Après avoir passé cinq jours en détention préventive, Kémi Séba et un membre de son mouvement, Urgences panafricanistes, poursuivi pour complicité pour lui avoir fourni un briquet, avaient été relaxés le 29 août par la chambre des flagrants délits du tribunal de première instance de Dakar.
Le parquet de Dakar a fait appel de ce jugement et M. Séba devait être rejugé à une date qui n'a pas été indiquée, a affirmé mardi une source judiciaire.
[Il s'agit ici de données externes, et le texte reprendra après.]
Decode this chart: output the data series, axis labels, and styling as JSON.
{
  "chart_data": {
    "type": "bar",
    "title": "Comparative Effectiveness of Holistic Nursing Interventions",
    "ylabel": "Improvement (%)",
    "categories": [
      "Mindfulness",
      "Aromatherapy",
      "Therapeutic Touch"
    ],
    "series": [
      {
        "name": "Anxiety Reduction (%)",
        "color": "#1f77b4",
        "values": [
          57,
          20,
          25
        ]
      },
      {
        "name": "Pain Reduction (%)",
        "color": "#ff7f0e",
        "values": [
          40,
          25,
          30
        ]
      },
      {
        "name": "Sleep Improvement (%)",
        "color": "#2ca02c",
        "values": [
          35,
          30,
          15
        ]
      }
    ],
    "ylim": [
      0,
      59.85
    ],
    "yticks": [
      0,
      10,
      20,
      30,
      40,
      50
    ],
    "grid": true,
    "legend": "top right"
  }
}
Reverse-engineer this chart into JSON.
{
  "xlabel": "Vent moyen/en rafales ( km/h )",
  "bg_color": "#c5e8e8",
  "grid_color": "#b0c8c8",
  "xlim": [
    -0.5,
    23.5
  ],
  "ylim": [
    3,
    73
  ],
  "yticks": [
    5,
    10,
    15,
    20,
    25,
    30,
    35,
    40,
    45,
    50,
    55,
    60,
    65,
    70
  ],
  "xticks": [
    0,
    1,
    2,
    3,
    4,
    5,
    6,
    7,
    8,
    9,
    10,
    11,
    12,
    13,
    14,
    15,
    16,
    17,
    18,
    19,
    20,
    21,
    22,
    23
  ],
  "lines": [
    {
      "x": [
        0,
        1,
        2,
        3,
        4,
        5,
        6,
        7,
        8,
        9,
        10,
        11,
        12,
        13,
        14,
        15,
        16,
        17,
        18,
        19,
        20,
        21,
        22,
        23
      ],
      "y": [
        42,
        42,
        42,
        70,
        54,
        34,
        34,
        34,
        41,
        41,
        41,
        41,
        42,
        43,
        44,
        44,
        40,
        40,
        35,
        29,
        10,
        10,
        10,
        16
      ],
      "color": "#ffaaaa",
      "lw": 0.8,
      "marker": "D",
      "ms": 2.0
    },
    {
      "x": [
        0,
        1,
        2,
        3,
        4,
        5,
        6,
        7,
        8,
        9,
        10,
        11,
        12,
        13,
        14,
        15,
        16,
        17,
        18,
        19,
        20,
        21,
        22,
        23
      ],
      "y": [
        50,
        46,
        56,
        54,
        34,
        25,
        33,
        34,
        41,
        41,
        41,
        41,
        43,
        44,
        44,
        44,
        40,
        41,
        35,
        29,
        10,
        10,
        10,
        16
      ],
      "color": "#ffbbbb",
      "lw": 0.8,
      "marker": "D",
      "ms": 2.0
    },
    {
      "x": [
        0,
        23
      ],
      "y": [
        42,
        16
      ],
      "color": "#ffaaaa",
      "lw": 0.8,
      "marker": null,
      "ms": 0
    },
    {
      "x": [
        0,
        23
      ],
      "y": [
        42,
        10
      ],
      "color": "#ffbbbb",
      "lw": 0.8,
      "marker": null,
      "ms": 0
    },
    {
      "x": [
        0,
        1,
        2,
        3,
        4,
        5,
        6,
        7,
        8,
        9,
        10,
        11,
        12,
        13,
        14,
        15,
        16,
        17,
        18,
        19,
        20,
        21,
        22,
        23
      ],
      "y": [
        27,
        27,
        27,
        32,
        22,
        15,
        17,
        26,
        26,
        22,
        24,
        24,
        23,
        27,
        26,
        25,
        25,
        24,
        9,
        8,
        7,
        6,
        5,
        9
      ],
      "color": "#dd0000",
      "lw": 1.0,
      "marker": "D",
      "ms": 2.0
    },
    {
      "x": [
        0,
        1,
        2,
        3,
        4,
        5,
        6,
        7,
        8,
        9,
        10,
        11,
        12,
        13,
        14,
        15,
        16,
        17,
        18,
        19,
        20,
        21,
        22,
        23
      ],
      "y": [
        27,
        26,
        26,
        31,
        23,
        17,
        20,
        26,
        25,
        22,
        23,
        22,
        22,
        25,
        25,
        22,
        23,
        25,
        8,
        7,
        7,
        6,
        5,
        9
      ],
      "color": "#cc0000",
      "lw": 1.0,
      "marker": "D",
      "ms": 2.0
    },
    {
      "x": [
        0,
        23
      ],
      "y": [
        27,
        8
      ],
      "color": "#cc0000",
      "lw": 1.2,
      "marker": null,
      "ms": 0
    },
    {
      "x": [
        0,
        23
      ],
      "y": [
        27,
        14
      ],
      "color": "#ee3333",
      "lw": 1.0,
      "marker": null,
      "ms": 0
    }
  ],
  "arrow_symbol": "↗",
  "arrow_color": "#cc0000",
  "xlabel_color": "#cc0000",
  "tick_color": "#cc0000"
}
Kémi Séba, un proche du polémiste controversé Dieudonné, devait répondre du délit de "destruction d'un billet de banque" après avoir brûlé 5.000 francs CFA pendant une manifestation contre la "Françafrique" le 19 août dans la capitale sénégalaise.
Le procès faisait suite à une plainte de la Banque centrale des Etats d'Afrique de l'Ouest (BCEAO), institut d'émission du franc CFA dont le siège est à Dakar.
Dans un communiqué conjoint, trois ONG - la Rencontre africaine pour la défense des droits de l'homme (Raddho), la Ligue sénégalaise des droits humains (LSDH) et Amnesty International Sénégal - se sont dites "surprises" par la décision. Ces trois associations "dénoncent ce procédé tout à fait arbitraire qui viole le droit au recours prévu pour les personnes visées par des arrêtés d'expulsion" et "demandent au gouvernement de surseoir" à l'expulsion de Kémi Séba".
A l'audience du 29 août, le parquet avait réclamé une peine de 3 mois de prison avec sursis contre Kémi Séba et la relaxe de son coprévenu. La BCEAO avait réclamé un franc symbolique de dommages et intérêts.
M. Séba, installé au Sénégal après plusieurs démêlés judiciaires en France, mène depuis quelques années une fronde contre le franc CFA, monnaie garantie par le Trésor français et rattachée à l'euro par une parité fixe.
Il estime que ce moyen de paiement avantage la France, ancienne puissance coloniale, et nuit aux intérêts des 14 pays africains où elle est utilisée.
Même si des intellectuels ont dénoncé le "simplisme" ou le "populisme" de la démarche de Kémi Séba, son arrestation et son procès ont relancé le débat sur le franc CFA.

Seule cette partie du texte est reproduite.